Então, diante disso, a empresa contribuinte tem algumas opções:
– ingressar com mandado de segurança buscando liminar para deixar de pagar ou então para depositar em juízo os valores. Para isso, vai depender do Tribunal Regional no qual será impetrada a ação, uma vez que alguns possuem entendimento contrário ao STJ, por isso inclusive que o assunto será pacificado com o julgamento do recurso repetitivo;
– ingressar com mandado de segurança (ou ação ordinária, se preferir), sem focar na liminar, buscando apenas o reconhecimento do direito ao final do processo. Esse é o caminho mais cauteloso e tem a valiosa vantagem de interromper a prescrição;
– aguardar o julgamento do recurso repetitivo. Se ele for favorável, então poderá fazer a recuperação administrativa ou judicial, a depender de como será a decisão. O problema nesse caso é que se esse julgamento demorar, o contribuinte terá perdido dinheiro, por conta da prescrição.

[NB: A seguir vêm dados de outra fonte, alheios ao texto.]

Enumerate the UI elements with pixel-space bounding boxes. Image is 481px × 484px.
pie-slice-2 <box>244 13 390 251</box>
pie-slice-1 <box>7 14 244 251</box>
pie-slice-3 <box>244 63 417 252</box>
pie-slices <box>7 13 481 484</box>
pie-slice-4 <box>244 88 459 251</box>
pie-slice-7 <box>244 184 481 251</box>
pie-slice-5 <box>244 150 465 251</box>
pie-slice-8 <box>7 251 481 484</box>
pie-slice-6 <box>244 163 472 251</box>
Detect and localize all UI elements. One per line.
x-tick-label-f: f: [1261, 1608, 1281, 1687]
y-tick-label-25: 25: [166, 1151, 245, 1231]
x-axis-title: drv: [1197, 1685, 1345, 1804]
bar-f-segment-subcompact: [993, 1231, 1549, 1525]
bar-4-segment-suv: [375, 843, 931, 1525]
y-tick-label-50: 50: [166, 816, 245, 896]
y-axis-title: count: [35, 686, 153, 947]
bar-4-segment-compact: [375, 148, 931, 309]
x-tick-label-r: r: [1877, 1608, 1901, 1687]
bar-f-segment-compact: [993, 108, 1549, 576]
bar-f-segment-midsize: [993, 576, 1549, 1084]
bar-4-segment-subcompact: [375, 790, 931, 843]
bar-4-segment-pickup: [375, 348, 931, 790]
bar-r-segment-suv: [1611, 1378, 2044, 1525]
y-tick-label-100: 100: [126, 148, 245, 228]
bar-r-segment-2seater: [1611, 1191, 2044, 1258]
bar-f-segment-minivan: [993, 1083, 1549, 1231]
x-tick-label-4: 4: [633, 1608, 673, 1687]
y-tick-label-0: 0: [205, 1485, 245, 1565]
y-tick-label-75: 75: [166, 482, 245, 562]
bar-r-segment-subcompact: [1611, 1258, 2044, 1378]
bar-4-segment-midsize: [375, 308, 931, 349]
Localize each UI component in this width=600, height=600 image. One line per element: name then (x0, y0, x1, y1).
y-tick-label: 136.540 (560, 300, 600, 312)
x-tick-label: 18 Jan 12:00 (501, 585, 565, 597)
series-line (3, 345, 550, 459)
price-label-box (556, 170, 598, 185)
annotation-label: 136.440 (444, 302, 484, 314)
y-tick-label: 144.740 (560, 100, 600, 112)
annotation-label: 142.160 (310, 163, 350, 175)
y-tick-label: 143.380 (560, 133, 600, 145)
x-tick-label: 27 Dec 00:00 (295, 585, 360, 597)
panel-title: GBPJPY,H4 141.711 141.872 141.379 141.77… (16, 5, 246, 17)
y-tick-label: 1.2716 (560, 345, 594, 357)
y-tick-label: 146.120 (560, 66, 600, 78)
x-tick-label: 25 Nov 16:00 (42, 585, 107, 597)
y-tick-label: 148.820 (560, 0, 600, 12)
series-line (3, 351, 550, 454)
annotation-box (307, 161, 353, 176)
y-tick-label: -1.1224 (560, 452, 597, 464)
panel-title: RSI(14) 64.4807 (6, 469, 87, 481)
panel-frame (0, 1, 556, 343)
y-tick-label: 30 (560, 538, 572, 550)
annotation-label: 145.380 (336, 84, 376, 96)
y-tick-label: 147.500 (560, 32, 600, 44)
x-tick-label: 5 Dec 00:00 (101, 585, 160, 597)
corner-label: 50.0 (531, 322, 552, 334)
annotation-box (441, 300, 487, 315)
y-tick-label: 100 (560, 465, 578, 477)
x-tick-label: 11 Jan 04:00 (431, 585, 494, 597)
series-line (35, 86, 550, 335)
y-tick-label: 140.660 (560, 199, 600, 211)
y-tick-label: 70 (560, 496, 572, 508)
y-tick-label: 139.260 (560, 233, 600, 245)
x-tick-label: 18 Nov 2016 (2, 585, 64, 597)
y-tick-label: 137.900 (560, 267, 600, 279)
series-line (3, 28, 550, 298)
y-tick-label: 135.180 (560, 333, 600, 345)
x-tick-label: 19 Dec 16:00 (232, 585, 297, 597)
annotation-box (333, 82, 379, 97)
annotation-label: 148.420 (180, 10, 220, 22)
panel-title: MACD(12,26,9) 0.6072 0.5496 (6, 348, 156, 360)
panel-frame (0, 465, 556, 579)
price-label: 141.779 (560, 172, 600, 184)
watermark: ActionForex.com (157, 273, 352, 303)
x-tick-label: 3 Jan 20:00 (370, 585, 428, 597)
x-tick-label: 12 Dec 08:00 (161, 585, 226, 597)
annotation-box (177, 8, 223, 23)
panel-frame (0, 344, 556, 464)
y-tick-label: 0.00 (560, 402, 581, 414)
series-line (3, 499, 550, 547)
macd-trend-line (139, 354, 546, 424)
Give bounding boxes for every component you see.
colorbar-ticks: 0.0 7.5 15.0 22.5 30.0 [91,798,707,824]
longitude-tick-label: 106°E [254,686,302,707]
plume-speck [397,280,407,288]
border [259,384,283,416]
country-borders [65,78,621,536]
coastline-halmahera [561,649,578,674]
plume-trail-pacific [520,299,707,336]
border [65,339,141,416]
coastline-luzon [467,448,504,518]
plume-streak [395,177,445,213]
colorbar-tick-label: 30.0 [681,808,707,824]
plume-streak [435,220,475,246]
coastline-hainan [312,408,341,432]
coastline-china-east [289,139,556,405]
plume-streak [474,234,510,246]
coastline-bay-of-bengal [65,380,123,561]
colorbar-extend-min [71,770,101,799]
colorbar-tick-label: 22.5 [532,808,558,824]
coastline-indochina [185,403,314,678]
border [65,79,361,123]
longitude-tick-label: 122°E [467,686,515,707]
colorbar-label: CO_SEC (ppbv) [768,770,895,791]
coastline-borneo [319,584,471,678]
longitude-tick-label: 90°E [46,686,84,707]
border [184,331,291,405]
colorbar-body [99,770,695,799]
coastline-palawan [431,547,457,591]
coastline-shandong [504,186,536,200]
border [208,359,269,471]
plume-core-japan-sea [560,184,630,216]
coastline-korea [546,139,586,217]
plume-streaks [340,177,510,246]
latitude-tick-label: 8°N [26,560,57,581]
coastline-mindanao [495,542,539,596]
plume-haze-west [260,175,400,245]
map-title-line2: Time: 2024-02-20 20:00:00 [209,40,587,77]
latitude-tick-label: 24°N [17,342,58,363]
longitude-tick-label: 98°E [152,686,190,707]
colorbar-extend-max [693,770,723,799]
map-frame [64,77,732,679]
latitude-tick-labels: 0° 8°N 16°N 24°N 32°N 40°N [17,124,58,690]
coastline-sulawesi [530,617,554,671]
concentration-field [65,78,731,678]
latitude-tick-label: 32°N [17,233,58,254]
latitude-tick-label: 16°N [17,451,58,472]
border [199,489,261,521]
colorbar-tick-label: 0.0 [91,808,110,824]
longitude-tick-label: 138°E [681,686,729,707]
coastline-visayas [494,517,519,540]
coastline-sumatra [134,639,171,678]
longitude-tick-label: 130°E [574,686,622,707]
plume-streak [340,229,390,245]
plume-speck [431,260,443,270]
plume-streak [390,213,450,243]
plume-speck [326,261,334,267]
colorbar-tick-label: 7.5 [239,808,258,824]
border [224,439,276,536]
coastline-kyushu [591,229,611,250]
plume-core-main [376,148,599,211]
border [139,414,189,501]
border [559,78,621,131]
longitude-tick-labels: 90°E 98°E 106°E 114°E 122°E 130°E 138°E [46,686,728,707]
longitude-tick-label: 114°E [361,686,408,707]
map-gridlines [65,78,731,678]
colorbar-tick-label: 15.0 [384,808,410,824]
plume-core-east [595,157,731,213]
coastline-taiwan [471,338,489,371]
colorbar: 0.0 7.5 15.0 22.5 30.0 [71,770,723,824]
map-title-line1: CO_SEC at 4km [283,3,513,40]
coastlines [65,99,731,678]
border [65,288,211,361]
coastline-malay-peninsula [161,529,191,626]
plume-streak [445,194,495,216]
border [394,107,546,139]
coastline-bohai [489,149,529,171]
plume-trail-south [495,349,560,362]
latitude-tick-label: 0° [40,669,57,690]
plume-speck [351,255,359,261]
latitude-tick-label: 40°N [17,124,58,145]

QUAL A VANTAGEM DE ENTRAR AGORA COM A AÇÃO?
Não sabemos quando será julgado o recurso repetitivo no STJ. Pode ser em 2023 ou em 2026, por exemplo. Porém, se o contribuinte deixar para judicializar somente após esse julgamento, caso ele seja favorável, terá perdido bastante dinheiro.
Isso porque, quando ingressa com a ação judicial torna-se possível receber os últimos cinco anos, bem como o período em que tramitou o processo e ainda deixa de pagar no futuro.
Assim, por exemplo, se o contribuinte ingressar com essa ação em 2023, poderá receber os retroativos desde 2018. Se o recurso repetitivo for julgado em 2027, então receberá a devolução dos valores pagos a mais desde 2018 até 2027.
Isso foi um fator bastante relevante, por exemplo, nos casos da PIS/COFINS. As empresas que ingressaram com ação para interromper a prescrição tiveram grande vantagem financeira.